第6話 お友だち(仮)との予行練習

「あれお嬢サマ? ……もしかして待ってた?」


 待ち合わせの十分前に集合場所へとやって来た彼は、驚いたように純蓮を見やる。そんな彼に対して、純蓮はぶんぶんと首を横に振った。


「いえ! わたくしも今ちょうど到着したところですわ!」


 激しく否定する純蓮に疑問を抱きつつ、アルマはそれじゃあいいか、と軽く笑った。


 今のはかなりお友達同士の会話らしかったのでは、という思考をめぐらせながら、純蓮はアルマに視線を移す。彼が着ているのは、オーバーサイズのスタジャンと黒いズボン。そしてゴツゴツとした大きめのスニーカーだった。喫茶店の制服ではなく若者らしいストリートファッションに身を包んだ彼は、なんだか少し幼く見える。
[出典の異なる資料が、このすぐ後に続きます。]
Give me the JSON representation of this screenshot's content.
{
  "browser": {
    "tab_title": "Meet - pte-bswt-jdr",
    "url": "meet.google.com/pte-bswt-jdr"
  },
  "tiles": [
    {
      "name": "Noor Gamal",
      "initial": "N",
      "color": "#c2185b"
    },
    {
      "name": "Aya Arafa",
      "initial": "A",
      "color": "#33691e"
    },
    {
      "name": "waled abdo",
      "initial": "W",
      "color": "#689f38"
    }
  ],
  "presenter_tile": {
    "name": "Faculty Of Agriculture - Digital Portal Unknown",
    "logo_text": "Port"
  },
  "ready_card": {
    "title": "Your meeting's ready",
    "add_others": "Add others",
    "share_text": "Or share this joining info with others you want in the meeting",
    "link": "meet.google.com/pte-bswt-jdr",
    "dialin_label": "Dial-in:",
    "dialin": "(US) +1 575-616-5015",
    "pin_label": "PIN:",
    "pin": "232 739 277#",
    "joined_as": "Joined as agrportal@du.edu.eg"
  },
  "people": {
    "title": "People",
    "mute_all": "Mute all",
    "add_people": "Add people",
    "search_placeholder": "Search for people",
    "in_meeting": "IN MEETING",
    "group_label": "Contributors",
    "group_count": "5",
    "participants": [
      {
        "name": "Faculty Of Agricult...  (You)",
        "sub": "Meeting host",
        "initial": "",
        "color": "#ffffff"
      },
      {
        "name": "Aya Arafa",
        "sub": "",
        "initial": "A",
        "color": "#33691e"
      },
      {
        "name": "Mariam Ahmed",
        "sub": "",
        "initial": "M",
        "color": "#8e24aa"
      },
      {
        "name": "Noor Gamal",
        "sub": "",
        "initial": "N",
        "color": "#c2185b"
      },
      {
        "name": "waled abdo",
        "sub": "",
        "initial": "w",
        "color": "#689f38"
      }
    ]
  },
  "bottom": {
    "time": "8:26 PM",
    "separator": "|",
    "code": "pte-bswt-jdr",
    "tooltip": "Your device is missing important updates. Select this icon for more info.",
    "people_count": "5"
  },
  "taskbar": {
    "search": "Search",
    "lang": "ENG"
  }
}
「そんじゃ、とりあえずどっか行こうぜ。お嬢サマはどっか行きたいとかある?」

「……行きたいところ。いえ、その……。思いつきませんわ」


 申し訳ありません、と肩を落とした純蓮に対し、アルマはにかりと笑顔を向ける。


「まぁまぁ心配すんなって! 俺がとっておきのプラン考えてきたからさ!」


 満面の笑み、を絵にかいたような彼の表情に、純蓮はおもわず呆気に取られてしまう。


 ぽかんとする純蓮の様子も気にせずに、早く行こうぜ、と彼はそんな純蓮の手をとったのだ。


 ◇◇◇

  

「……あの、アルマさん。わたくしたちは一体……、どこへ向かっているのでしょうか?」


 電車に揺られること十数分。隣に座るアルマのことを見上げつつ、純蓮はおそるおそるとそう切り出した。


「んー、……まぁ着けばわかるって」


 心ここに在らずといった様子で彼は答える。先程までの浮かれていた彼を知っているからこそ、その変わりようがいまは空恐ろしい。

 

 ――アルマさんはこんな風でも立派な殺し屋さんですもの。もしも闇カジノですとか、違法な闘技場ですとかのような怖い場所に連れていかれてしまったらどうしましょう!?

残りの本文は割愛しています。